Outrage broke through Gabby’s fear. ‘You sick fuck.’
‘There’s no need for that.’ Electra was right behind her, body pressed against hers, hands on Gabby’s hips, mouth breathing in her ear. ‘We’ll pay.’
Gabby turned fast, broke free of Electra’s grip ‘Damned right you will. And I want her out of my shop right now.’ She kept the tremor in her body from her voice, she was proud of that.
Electra and Imelda exchanged a look, then Imelda unbolted the door and stood outside. Electra peeled notes off a roll, ‘Tell me, how much do I owe you?’
Good grief, Gabby thought, it’s not the money. Those poor fish, some people were just too weird to be real. What’s wrong with them? What makes someone come into a pet shop and eat the animals? Then Gabby saw the thickness of the roll of notes Electra was holding and the business-woman inside her elbowed her morals aside.
‘Two fifty.’ The poor little things were only a couple of quid each, but this was compensation.

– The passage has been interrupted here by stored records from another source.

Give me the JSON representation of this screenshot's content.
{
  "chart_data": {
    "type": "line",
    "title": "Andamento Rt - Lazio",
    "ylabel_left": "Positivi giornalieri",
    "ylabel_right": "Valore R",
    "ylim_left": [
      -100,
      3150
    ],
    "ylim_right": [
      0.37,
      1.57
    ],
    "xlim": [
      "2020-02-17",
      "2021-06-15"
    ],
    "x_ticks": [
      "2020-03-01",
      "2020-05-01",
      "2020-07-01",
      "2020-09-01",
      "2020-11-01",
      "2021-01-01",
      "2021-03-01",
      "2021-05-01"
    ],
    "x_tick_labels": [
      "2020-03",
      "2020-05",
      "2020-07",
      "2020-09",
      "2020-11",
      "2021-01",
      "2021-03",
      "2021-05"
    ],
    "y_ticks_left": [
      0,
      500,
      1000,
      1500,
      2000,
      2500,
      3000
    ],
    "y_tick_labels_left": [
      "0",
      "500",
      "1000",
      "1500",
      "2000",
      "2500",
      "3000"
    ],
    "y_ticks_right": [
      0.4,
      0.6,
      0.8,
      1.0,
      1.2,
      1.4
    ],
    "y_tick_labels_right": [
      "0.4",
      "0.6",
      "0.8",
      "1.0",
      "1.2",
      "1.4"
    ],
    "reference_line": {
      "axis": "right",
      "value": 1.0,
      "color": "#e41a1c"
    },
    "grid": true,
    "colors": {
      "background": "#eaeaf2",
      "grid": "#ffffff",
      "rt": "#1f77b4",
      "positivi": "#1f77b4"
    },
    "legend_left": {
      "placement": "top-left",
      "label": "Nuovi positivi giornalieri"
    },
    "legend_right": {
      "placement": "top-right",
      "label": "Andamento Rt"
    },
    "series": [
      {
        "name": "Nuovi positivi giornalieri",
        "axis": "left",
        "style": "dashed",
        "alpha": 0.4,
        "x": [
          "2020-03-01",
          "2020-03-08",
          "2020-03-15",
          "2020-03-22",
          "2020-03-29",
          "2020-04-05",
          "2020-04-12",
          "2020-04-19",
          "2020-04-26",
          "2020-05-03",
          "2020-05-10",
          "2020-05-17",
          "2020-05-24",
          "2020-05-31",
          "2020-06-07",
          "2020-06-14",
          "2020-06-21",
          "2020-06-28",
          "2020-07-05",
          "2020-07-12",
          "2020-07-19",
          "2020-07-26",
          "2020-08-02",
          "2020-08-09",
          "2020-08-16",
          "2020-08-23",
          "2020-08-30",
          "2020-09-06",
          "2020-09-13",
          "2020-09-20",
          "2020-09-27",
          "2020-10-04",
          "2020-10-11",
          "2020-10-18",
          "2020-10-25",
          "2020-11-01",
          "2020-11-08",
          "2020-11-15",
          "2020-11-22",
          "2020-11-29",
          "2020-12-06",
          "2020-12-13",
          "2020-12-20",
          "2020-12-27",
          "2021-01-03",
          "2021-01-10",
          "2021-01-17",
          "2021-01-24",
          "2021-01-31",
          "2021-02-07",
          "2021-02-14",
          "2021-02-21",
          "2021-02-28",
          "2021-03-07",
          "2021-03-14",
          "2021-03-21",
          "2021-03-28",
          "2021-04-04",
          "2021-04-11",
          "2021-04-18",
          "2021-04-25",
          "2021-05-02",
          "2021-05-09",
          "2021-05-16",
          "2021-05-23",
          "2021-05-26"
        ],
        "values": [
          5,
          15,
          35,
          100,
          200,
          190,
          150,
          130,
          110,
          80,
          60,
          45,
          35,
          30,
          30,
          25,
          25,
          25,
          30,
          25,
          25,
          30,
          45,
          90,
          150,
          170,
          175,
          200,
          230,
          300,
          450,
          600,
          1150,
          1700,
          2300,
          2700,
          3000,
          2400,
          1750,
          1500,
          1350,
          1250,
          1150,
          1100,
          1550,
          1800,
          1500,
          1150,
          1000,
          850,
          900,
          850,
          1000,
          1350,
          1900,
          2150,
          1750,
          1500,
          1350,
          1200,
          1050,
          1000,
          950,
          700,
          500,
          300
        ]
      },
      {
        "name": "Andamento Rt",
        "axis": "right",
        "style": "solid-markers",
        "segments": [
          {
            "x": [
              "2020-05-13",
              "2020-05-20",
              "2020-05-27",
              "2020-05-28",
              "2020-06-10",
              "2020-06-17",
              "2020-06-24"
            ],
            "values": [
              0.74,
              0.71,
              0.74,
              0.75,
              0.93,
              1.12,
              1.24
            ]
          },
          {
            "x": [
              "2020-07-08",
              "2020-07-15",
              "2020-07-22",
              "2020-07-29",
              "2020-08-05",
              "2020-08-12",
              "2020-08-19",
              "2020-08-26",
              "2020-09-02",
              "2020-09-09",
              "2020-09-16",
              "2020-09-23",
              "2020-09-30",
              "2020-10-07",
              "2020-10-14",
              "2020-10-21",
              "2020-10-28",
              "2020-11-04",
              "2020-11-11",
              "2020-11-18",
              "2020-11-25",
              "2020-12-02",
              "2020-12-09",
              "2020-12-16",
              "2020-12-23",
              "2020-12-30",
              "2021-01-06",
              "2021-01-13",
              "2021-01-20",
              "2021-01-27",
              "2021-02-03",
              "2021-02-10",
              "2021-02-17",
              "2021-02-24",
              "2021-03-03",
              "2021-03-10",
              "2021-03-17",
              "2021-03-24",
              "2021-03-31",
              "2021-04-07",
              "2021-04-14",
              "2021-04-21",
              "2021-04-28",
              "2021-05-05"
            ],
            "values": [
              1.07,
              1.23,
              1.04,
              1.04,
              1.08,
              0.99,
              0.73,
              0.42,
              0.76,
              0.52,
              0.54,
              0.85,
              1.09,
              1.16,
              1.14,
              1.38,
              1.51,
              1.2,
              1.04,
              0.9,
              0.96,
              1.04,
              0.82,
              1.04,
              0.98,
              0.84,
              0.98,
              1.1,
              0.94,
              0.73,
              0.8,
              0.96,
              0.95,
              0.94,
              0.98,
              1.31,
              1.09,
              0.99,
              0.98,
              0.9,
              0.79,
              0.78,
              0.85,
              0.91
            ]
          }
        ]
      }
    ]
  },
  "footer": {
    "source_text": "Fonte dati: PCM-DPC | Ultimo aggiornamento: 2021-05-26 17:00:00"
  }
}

Electra kept putting notes down on the counter. ‘Let’s make it three. I really am sorry about my friend. She’s going through a life-altering experience.’
Gabby considered the heap of notes and sighed. ‘You’re supposed to forgive other people’s sins.’
‘Are you?’ Electra held out her hand and smiled her wide and dazzling smile. ‘What’s your name?’
‘Gabby,’ Gabby said. She took Electra’s hand and was surprised at the strength of her grip.
‘Well, Gabby, I don’t think you’ve told me everything you know about that woman.’ And Electra began to squeeze.
Eventually the roaring red darkness lifted from Gabby’s mind. Whimpering with pain she cradled her hand and dragged herself along the floor until she reached the counter. Cold sweat bathed her scalp, her corona of lilac hair hung in rat’s tails. Her hand hurt so much, a ball of pure pain. She didn’t want to look but she had to see. She forced herself.
Dislocated knuckles jutted at grotesque angles, the back of her hand was a swollen purple bruise, the skin stretched tight it glistened.
An accident, she told herself, I can tell the hospital it was an accident. One of the hutches slipped, I tried to grab it and the whole stack fell. Just an accident.
It turned out that Electra already knew quite a lot about the man. She wasn’t really interested in him, she wanted to hear about the woman with the long golden-blonde hair. The more Gabby described her the more excited Electra became. Her questioning intensified. Gabby tried hard to remember but it took a long time before Electra was convinced she hadn’t seen which direction the woman turned when she ran off.
‘Next time it might be me, or it might be Imelda.’ Electra kissed Gabby’s tears. ‘She’s a proper little maiden of pain, that one. Shall I ask her to come in and you can ask her yourself? You can say, “Imelda, next time I want you to be the one to hurt me.” She’d like that.’
By then Gabby was beyond words. Curled up against the wall, all she could do was wail and shake her head.
Then Imelda did come back into the shop. She showed Gabby just what she would do, as the sad little red-streaked heaps of fur she left in the rabbit hutches made very clear.